Monday, April 13, 2020

Midnight, Where's My Gun?

 
Virus
Part 13 of 30

I may have touched on this theme -- my every other thought is on guns and my right to pack heat -- and it may come up again. Because we’re such a gun-happy society. If it threatens us, let’s shoot it, that kind of attitude. It’s long been my argument that we’re better off without so many guns, but, on the other hand, don't take mine. If I needed a gun and didn’t have one, that’d be bad. Even as it is, with the whole rack of guns in the back window of the truck, and those locked, it'd be hard to get one in the event of an actual shootout. But no matter, we had countless societies going back to the Garden of Eden when we didn’t have guns, so who knows. I can well imagine, though, in the old days everyone was a lot more trigger-happy, like back when continental drift was a big thing, they might’ve said, “Pa, the continent’s 5 foot farther out than it was yesterday, where’s the gun?”

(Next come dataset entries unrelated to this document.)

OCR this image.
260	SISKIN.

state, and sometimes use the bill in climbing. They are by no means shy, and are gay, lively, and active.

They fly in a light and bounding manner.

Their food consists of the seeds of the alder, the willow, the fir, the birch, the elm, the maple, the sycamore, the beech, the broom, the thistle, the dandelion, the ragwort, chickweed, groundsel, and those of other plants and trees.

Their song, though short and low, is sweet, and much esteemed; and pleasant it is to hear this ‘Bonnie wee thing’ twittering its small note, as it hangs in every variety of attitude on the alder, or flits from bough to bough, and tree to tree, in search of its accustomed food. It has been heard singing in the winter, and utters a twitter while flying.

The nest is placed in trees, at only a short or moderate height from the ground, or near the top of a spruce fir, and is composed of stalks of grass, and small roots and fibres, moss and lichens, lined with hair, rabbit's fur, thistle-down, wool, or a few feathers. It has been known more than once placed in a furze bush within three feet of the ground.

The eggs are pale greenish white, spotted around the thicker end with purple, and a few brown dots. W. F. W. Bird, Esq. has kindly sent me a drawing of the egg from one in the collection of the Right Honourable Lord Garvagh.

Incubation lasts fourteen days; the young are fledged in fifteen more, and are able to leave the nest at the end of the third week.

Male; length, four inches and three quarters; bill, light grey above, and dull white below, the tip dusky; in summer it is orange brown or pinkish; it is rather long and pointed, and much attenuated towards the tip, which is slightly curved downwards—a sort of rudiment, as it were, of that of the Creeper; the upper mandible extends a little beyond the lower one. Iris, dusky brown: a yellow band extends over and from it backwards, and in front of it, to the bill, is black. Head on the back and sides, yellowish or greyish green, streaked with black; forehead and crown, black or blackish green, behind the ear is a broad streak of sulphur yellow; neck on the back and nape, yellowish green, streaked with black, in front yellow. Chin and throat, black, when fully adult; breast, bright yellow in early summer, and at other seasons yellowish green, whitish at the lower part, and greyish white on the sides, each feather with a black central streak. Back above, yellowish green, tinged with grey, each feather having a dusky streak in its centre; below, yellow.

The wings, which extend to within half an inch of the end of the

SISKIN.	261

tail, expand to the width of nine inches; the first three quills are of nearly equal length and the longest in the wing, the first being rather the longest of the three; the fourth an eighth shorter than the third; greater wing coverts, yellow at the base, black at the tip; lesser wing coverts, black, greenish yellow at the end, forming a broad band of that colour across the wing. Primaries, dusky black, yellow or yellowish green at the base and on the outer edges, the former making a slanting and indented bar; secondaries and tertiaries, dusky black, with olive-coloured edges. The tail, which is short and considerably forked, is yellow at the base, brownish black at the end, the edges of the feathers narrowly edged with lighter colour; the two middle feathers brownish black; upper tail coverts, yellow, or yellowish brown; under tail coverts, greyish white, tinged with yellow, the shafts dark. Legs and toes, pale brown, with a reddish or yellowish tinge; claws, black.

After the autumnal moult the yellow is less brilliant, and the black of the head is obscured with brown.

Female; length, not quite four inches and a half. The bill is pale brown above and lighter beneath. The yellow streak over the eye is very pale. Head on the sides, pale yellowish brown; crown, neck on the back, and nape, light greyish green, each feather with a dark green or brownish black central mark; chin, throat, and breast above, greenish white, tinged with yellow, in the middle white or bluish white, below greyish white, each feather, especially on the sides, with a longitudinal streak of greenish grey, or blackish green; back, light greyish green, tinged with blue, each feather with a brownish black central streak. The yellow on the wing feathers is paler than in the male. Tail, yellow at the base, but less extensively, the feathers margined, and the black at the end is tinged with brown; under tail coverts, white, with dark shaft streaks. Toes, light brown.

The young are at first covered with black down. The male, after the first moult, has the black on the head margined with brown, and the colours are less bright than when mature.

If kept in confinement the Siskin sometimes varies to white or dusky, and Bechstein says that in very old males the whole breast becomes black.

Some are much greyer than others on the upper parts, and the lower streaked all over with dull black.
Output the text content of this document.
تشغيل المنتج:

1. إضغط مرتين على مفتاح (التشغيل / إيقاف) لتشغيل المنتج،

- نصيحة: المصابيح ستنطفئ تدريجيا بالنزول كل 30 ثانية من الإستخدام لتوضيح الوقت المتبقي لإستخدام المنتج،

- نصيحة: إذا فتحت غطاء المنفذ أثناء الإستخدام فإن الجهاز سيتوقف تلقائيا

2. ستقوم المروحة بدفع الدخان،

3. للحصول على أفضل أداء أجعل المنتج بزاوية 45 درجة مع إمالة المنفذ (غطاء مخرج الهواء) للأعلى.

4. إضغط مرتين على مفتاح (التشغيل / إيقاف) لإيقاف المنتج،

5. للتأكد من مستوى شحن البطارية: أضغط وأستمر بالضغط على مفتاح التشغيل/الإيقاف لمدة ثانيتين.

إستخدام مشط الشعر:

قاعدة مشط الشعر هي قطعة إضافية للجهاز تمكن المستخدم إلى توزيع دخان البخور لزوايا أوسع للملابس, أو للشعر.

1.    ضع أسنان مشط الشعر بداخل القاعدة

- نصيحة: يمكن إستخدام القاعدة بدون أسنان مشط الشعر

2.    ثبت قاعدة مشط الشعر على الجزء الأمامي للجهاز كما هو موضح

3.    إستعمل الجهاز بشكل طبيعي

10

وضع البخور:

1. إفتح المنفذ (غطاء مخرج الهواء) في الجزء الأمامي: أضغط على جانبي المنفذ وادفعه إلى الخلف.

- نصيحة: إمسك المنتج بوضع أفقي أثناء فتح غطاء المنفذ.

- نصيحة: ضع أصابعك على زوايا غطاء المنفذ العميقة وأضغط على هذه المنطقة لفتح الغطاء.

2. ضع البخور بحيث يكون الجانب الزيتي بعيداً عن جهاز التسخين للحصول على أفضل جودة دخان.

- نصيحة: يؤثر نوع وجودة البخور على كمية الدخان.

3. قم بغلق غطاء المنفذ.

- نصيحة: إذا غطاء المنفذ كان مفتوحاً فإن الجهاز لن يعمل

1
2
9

With this virus scare, though, who knows? People get desperate and know you have a bottle of aspirin or paper towels or a couple garbage bags and they want it. You cry out, “I have no aspirin!” And one of the mob finds the receipt from yesterday in the garbage. You think fast, “I took them all!” Then they point out the side effects, you would’ve bled to death by now. So the jig’s up. You step out with the gun, your short wife holding you back. You even look at the gun and down at the wife and say something like, “I knew the gun was sawed off, but what happened to YOU?!” (Really, a little height would come in handy against the virus, since it’s my understanding that even germs are subject to gravity.)

Anyway, whether she’s of adequate height, there’s nothing you can do about that when the crisis is plum crazy. Whether she comes to your knees or the top of your shoes, it’s too late to worry about it now. She’s better than nothing, and maybe half the mob will trip over her, although their own lack of height could be such that you’ll both trip over them. The gun goes off and accidentally blows away their leader, they disperse and you’re both saved, which is about the best you can hope for.

They do know something, though, that the virus is no way to die, nothing anyone wants for themselves. And that’s the way it is today. Each one of us, holed away behind our door in our homes, knows that a crowd perplexed can go plain loco if they think you have an edge on survival that’s somehow escaped them. And one thing is certain when it comes to the human race, Without the good sense of some species, giving up when the jig’s up, mankind wants to hold on to survival against all odds, even if it means taking someone else out to do it. Is that the way I’d be? I’d like to say no, no, hell no! But probably, at least maybe. I’d try to do right by everyone, but, I guess so, I might rush your door and take a bullet through the head.

It’s nothing to brag about, naturally, but it’s better to try to save yourself than die like a dog, no offense to them.